What to Do with the Results of a Nonprofit Program Performance Assessment
It is hard work to assess the performance of your nonprofit program, but it is even harder to react appropriately to the findings — especially if they are less than positive. Here are some basic steps to follow whether the findings are delightful or a bit discouraging.
Report what you discover
When you get ready to report on your program, look at your information carefully. Do you see positive change? Does one group appear to have done better than another group? If so, ask yourself why. Was there a dip in attendance during any part of the program? Did anyone drop out of your classes? If you interviewed program participants, did you discover any information that can be interpreted in your report?
If you like working with charts and graphs, this may be the time to use them. If your evaluation produces numbers — test scores, percentages of participants completing a full course, proportions of the general population reached by your program — showing results in graph form can make a strong point.
Review the goals and objectives of your project and determine whether the information you collected confirms that your objectives were met. If your program fell short of its goals, can you explain why and what you’ll do the next time to remedy the situation?
Consider your audience. If you’ll be sending a report to a foundation funder or to your board, you’ll want to create a more formal report than one you’ll share only with your staff.
Tell the story without numbers
While numbers are good, they usually don’t tell the whole story. And for many of us, they don’t do a good job of conveying the human interest that’s present in most nonprofit programs. Sometimes, the best way to communicate the results of your program may be to tell a story about a person or group of people who benefited from your services.
It can be helpful to interview a client and include one or two direct quotations about his experiences as a participant in the program. Be careful to guard your client’s confidentiality, however. Use a pseudonym or ask the client’s permission before using his name.
Don’t go overboard with your prose and don’t exaggerate. Your readers will know if your story is unbelievable, so stick to the facts — but do put a human face on them.

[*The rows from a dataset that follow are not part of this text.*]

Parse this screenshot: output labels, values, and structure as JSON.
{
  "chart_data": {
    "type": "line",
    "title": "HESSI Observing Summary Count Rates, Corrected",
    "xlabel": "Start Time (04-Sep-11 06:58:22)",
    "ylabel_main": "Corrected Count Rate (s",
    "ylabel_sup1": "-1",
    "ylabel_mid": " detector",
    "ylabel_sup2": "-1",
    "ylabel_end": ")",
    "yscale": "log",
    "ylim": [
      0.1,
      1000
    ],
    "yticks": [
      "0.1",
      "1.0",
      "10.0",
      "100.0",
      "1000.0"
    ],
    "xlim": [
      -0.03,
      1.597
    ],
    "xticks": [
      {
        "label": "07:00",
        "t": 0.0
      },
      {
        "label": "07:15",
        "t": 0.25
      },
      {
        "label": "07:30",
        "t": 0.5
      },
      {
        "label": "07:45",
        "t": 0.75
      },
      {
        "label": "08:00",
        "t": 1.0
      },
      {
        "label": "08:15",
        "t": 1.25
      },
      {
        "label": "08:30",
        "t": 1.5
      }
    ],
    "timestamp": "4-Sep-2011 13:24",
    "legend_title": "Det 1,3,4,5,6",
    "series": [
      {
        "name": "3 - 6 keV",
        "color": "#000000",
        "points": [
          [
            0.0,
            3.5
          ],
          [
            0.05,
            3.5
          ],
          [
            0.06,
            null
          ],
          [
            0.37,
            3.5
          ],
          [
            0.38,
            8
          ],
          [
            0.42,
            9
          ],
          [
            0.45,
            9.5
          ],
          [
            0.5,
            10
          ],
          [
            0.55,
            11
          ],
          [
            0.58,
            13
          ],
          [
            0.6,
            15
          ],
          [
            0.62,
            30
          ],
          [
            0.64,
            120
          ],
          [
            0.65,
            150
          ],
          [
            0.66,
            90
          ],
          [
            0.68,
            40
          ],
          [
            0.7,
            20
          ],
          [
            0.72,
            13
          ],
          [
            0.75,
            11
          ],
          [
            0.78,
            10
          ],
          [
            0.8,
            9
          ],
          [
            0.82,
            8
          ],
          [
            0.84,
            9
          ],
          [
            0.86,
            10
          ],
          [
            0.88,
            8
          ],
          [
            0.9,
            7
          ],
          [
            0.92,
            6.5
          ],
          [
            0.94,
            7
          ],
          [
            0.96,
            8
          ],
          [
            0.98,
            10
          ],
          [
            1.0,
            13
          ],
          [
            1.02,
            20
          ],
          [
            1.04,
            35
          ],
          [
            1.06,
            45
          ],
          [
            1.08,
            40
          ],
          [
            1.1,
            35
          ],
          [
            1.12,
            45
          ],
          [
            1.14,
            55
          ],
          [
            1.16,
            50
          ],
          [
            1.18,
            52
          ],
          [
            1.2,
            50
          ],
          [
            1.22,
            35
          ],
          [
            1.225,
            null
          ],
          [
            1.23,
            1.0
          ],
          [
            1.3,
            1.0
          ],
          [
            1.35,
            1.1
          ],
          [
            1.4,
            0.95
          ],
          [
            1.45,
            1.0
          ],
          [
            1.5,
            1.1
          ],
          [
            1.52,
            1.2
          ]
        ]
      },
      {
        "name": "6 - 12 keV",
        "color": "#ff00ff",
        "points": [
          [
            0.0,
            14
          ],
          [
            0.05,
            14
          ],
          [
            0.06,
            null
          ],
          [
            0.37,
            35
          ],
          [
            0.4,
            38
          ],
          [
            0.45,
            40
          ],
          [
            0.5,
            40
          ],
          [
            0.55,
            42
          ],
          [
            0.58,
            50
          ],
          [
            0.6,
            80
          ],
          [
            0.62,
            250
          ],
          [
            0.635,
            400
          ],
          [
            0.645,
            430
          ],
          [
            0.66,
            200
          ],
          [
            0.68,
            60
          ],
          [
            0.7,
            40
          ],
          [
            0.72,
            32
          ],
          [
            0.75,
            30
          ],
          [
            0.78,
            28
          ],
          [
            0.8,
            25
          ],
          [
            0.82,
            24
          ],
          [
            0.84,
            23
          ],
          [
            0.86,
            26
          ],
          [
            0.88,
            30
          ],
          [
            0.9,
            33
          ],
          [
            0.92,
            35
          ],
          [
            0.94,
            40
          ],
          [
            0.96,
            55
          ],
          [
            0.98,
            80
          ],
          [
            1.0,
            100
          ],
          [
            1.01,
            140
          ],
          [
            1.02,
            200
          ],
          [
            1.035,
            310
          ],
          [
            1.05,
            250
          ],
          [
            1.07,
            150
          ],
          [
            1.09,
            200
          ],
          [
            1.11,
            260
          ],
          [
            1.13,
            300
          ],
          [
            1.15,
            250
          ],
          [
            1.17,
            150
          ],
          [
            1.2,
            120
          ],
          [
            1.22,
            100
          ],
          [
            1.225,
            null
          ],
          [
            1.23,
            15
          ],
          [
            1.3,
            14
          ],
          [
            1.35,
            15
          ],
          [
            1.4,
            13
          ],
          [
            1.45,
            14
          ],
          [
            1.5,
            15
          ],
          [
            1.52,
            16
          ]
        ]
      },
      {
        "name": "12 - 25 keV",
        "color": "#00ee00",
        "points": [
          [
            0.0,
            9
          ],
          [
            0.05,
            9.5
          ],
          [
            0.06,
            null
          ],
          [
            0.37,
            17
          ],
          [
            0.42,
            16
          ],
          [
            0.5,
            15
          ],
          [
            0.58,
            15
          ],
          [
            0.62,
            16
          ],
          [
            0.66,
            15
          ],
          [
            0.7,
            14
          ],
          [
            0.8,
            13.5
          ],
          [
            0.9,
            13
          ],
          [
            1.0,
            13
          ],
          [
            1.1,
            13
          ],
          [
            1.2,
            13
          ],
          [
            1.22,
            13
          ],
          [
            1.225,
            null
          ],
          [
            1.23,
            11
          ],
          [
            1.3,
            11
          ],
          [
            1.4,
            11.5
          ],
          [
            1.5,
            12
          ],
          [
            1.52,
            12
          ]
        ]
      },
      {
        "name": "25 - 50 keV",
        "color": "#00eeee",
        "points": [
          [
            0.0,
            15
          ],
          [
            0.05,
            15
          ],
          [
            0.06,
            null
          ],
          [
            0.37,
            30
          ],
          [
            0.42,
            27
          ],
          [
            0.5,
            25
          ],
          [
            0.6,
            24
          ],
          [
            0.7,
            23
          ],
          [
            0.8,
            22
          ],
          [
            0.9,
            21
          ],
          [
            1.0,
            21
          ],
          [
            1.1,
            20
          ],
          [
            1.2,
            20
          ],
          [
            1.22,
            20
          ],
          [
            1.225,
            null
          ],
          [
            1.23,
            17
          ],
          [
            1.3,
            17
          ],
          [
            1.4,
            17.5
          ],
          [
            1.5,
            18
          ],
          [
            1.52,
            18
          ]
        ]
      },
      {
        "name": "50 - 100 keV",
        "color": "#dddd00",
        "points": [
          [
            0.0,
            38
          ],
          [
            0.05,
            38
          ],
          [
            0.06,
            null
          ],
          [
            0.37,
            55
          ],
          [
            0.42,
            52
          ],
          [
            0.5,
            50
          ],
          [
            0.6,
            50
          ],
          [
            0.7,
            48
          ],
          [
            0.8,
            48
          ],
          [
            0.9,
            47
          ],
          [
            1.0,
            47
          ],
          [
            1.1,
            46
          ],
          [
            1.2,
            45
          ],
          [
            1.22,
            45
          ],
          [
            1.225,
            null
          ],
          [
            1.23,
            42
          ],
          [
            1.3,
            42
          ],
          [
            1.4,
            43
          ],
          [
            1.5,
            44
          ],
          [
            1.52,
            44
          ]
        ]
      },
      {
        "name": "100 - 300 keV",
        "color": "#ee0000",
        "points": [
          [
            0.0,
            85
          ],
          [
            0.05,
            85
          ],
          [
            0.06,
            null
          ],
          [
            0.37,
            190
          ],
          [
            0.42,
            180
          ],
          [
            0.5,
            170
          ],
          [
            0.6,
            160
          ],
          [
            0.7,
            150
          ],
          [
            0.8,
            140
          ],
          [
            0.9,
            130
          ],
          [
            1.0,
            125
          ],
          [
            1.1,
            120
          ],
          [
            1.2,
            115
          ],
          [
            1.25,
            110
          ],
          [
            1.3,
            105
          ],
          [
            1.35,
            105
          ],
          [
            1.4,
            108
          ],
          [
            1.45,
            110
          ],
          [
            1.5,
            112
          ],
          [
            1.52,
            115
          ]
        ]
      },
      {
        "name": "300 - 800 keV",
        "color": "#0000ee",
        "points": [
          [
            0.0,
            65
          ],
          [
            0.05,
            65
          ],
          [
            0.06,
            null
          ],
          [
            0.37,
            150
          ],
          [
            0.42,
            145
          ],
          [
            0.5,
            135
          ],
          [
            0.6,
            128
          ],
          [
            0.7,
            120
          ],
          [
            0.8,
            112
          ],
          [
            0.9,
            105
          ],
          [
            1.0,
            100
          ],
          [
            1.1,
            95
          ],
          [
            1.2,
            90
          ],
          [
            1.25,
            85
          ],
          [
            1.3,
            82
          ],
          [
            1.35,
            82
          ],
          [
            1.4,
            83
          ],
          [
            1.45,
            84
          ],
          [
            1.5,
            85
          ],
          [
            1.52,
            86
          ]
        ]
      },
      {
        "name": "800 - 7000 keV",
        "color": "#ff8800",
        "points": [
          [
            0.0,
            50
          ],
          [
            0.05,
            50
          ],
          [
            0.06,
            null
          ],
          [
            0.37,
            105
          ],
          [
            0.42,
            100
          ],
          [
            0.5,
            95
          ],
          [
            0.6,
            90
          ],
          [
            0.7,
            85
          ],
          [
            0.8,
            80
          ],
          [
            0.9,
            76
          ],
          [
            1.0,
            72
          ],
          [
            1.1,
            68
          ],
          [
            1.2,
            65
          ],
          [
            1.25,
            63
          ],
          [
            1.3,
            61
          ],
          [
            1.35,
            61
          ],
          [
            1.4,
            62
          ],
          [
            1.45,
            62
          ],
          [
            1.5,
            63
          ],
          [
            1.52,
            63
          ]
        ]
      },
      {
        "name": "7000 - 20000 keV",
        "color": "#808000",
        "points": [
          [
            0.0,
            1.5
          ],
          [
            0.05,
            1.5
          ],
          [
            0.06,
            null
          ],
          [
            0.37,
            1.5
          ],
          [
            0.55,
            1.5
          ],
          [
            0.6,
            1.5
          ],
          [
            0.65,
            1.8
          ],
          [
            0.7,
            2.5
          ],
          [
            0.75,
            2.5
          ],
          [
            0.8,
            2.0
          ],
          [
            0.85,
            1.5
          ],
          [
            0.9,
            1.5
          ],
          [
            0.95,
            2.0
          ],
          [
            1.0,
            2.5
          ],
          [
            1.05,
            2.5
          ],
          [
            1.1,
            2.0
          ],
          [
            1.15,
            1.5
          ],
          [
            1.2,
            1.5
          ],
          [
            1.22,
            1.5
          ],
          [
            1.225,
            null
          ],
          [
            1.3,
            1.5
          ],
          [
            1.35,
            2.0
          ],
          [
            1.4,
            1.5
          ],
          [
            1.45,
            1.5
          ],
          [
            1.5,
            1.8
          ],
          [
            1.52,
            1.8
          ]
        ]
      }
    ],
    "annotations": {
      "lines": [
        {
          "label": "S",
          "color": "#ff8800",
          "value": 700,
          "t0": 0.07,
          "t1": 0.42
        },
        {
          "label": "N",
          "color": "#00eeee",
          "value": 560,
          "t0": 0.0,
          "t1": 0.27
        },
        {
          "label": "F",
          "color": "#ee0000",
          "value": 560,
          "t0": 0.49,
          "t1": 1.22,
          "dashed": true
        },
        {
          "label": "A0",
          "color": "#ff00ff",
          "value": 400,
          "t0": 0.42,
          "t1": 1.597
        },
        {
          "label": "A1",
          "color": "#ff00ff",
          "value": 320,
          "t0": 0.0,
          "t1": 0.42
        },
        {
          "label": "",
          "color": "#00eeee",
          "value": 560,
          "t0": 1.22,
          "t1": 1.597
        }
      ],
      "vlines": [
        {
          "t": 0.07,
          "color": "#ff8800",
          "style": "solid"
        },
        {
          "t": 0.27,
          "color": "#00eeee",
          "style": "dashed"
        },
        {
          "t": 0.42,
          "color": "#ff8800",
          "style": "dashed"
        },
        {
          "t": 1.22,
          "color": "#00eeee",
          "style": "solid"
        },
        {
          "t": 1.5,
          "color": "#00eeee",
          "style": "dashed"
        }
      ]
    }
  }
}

Be honest and take the results in stride
You want everything you do to have a perfect ending, but that isn’t always possible. Sometimes plans go awry. Maybe you didn’t find the clients you hoped to find, or maybe the audience failed to arrive on opening night.
Honesty is the best policy — for yourself and your funders. If your program failed to meet its objectives, try to figure out why so you can do better next time. Prepare a report that includes accurate data and an analysis of the reasons your program fell short of its goals.
If you do have to submit a less-than-favorable report on your program to your funders, remember that a foundation program officer will appreciate a straightforward and honest appraisal. If you fudge the data, your fibs can come back to bite you.
One purpose of an evaluation is to help you, your staff and board, and your funders discover more about your organization’s work. Often, coming away with new knowledge is nearly as important as achieving the results you imagined.